Not because I am them.
But because I am human.

And if we are going to talk about religion honestly, then we have to admit this: The doctrine of “sin” was never meant to be a weapon for scapegoating. It was meant to point to the universal human capacity for distortion. Distortion means our human tendency to rationalize harm, act selfishly, misuse power, or stay silent when we should act. The teaching of sin is meant to be reflective — to help everyone look at their own capacity to go off-course, rather than just labeling one person as “evil.”

The problem is not that we are possessed by demons.
The problem is that we are capable of rationalizing harm when it benefits us.

Calling someone demonic may feel spiritually righteous.
But acknowledging they are human forces us to reckon with culture, incentives, silence, and complicity.

Demons cannot be reformed.
Systems can.
Monsters cannot be dismantled.
Structures can.

And if I truly want to refuse that energy, I don’t just condemn it outwardly.

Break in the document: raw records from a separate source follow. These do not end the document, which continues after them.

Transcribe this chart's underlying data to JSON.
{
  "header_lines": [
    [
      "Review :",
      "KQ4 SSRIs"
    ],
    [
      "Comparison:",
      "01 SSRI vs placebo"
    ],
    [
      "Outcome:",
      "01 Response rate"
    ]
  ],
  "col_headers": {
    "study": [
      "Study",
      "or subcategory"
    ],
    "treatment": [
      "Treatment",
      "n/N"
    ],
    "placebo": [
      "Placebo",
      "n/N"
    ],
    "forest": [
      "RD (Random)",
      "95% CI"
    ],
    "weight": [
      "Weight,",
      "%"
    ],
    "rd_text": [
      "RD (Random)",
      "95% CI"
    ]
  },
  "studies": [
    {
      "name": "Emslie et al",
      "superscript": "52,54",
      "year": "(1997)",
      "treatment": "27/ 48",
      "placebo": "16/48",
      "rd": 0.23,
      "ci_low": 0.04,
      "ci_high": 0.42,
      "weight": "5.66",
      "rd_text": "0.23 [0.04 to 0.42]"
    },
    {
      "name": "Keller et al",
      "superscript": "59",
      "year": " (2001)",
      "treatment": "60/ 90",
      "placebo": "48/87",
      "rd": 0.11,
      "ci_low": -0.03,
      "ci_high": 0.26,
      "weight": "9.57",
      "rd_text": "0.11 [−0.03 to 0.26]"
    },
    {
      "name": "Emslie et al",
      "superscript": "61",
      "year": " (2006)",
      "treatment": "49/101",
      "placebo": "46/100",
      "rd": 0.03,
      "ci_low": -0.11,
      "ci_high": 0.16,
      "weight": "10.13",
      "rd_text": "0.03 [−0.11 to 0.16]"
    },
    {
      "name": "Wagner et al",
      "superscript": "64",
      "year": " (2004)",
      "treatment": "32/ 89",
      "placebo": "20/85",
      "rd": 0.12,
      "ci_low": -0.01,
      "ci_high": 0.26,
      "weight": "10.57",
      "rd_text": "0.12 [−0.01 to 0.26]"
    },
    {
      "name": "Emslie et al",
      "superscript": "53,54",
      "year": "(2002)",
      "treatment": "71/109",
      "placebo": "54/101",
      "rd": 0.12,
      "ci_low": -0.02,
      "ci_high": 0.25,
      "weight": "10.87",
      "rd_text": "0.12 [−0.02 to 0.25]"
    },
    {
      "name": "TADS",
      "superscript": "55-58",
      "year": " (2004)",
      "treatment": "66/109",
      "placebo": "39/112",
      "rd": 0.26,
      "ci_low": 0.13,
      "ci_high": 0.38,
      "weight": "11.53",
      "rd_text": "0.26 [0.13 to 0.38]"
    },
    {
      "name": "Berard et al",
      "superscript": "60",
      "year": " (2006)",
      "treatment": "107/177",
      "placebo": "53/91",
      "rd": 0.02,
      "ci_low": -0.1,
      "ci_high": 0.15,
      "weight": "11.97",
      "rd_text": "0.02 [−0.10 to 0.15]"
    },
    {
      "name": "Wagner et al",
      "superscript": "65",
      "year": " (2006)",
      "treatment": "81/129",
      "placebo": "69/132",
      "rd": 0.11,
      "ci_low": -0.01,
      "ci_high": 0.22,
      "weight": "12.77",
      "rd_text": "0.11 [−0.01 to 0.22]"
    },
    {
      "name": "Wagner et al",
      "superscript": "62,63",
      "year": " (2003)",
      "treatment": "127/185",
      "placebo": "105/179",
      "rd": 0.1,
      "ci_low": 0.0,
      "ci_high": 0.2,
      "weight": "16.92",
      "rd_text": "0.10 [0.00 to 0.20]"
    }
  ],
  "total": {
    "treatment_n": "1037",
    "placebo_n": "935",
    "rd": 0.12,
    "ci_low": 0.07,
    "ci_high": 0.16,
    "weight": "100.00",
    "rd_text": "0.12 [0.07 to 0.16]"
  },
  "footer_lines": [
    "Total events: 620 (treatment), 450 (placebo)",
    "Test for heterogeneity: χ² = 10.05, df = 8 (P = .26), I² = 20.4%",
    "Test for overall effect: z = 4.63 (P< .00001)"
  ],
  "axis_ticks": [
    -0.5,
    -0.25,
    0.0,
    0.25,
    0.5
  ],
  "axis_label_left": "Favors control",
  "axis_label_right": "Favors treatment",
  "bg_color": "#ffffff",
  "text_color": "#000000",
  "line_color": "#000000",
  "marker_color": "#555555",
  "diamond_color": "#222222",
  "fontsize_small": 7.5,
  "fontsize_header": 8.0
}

I refuse to replicate even its smallest philosophies:

  • domination over mutuality

  • hierarchy over humanity

  • silence over truth

  • protection of power over protection of people

Religious language can either deepen our accountability — or allow us to escape it.

I’m no longer interested in escape.
They weren’t demons.
They were human.

We don’t know if history will repeat itself.
But we do know this: we will not spiritualize their violence to make ourselves more comfortable.

We will call it what it was.

Because survivors — and all who were harmed — deserve that much.

Let’s answer their prayers by seeing this for what it truly is.

Not a cosmic battle between angels and demons.

But human beings abusing power inside systems that allowed it.

Ultimately, before we demand justice or lecture on consequences, we must pause and listen. What do survivors actually want to see happen? How can their voices guide the systems we’re trying to fix?